Notice that the gradient descent algorithm looks at the data repeatedly. In the basic algorithm specified above, we continue until convergence is reached. If each step using one $\frac{1}{n}$ of the data, there is no guarantee that convergence will be reached in $n$ steps. So we will have to cycle through the data more than once. When training networks, it is common to be asked for the maximum number of times that you want to cycle through the data. This is known as the number of epochs. When proceeding from one epoch to another, the data is normally shuffled (reordered in a random order) leading to the use of different subsets as batches.

### Learning Rate

We note that before beginning the gradient descent algorithm we should choose a learning rate or learning schedule. Here we discuss what a learning schedule is and why it can be useful.

Consider that the loss function for many datasets will contain (i) large areas of almost flat gradient corresponding to poor values for the model parameters; and (ii) high quality local optima at the ‘bottom’ of steep inclines. We are likely to start our optimization in an area of the first sort, and wish to end it in an area of the second sort.

Working with a slow learning rate, it will take a long time to tranverse the almost flat, low quality areas. This is because the gradient of these areas is small, and the iterations are the product of the gradient and learning rate. Having a fast learning rate in this area would be useful in avoiding wasting time. We might also be able to jump over shallow, low quality local optima that might exist in such an area.

But working with a fast learning rate can cause difficulties in small areas of steep gradient. At worst, the gradient descent algorithm may jump right out of the small areas of interest. If that does not occur, it may well still keep jumping over the nadir of the indentation. This may lead to the learning algorithm taking a long time to converge or failing to converge at all.
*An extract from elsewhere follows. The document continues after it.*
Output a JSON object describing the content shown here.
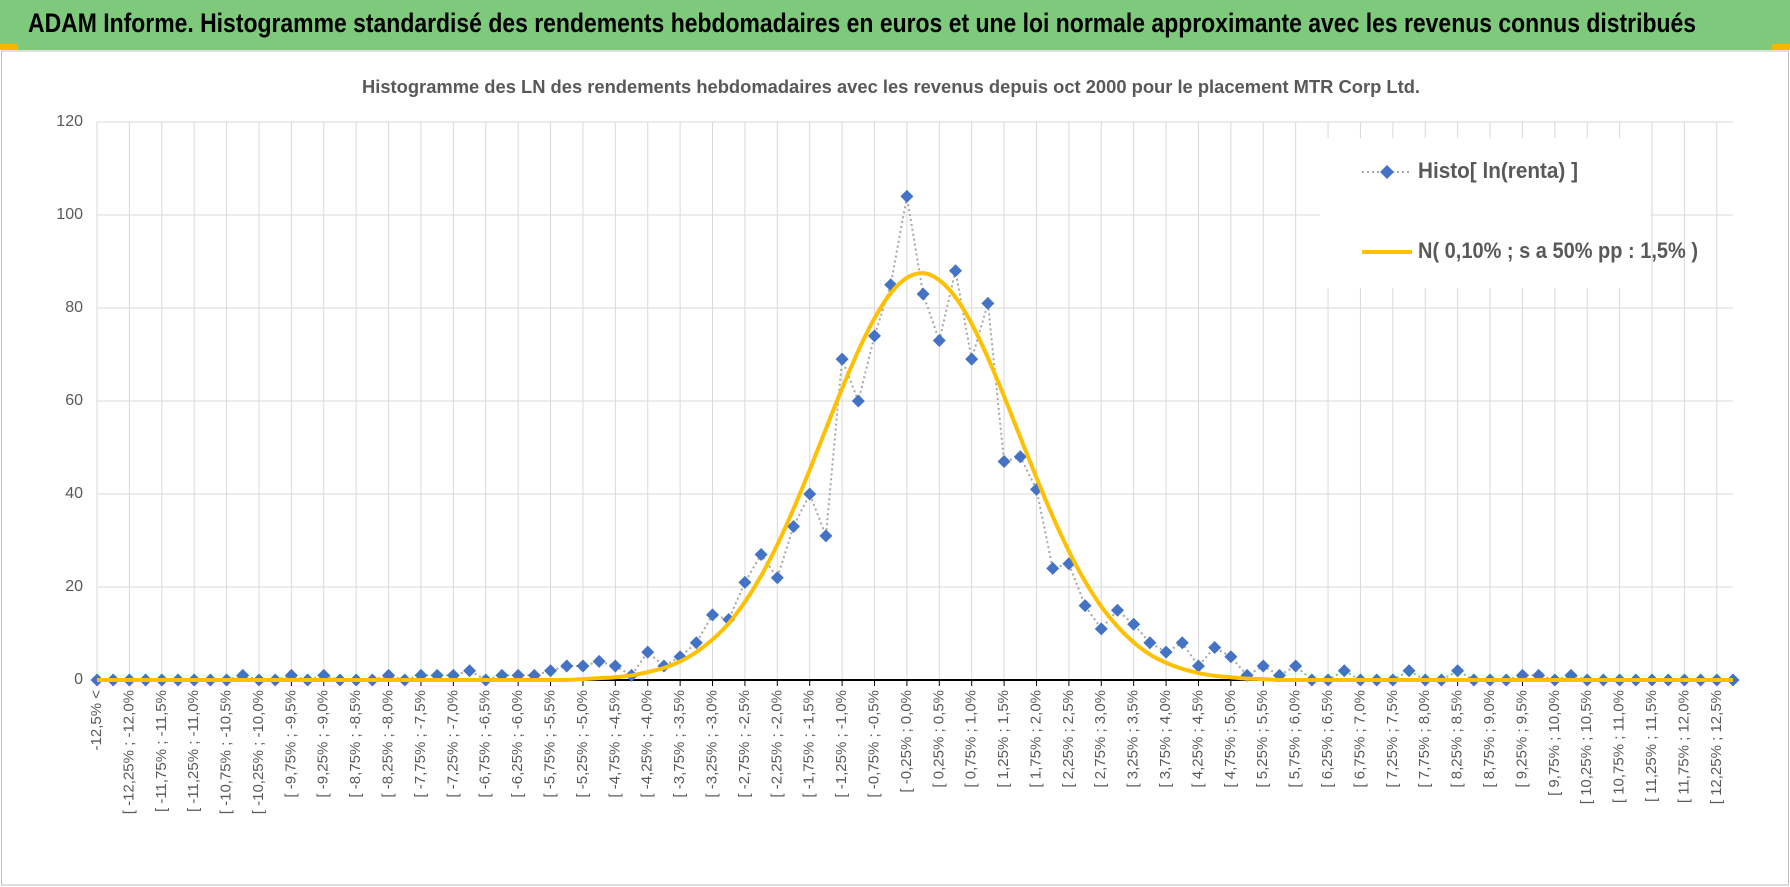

Since we expect a fast learning rate to be advantageous in early iterations, and a slow one to be advantageous in later iterations, it makes sense to have a learning rate that slows down as the algorithm progresses. We can do this with a learning schedule.

In addition to specifying a learning schedule, additional ways of adjusting the learning rate are sometimes used. An example is the use of momentum, which will adjust the size of the adjustment to the weights in a step of the learning algorithm based on the size of the previous step. There are various other approaches that seek to work with an adaptive learning rate which will adjust the learning rate for individal parameters. See here for a simple overview of some of these approaches.

### Initialization of Weights

There are a number of ways to randomly initialize the weights in a network, from simple approaches that use Gaussian distributions with 0 mean and small variance, to more complicated initialization schemes such as Xavier initialization, which seeks to keep the amount of variance equal in different layers. The interested student can read more about Xavier initialization here.

### Stopping Training

The basic specification of the gradient descent algorithm continues until convergence. In fact, doing so will often lead to overfitting, even when regularization is performed (see next step). Accordingly, it is normal to periodically test the performance of a network being trained on hold-out validation data. Most quality neural network implementations will allow you to save a copy of the network parameters periodically during the learning process. This means that you can examine the performance of the network on the validation data, and recover the values of the parameters when this performance peaked.

Choosing a maximum number of epochs will, of course, also provide a termination criterion for the algorithm. Given the above, you want to make sure you choose enough epochs that you are able to find the point at which performance peaks on the validation data.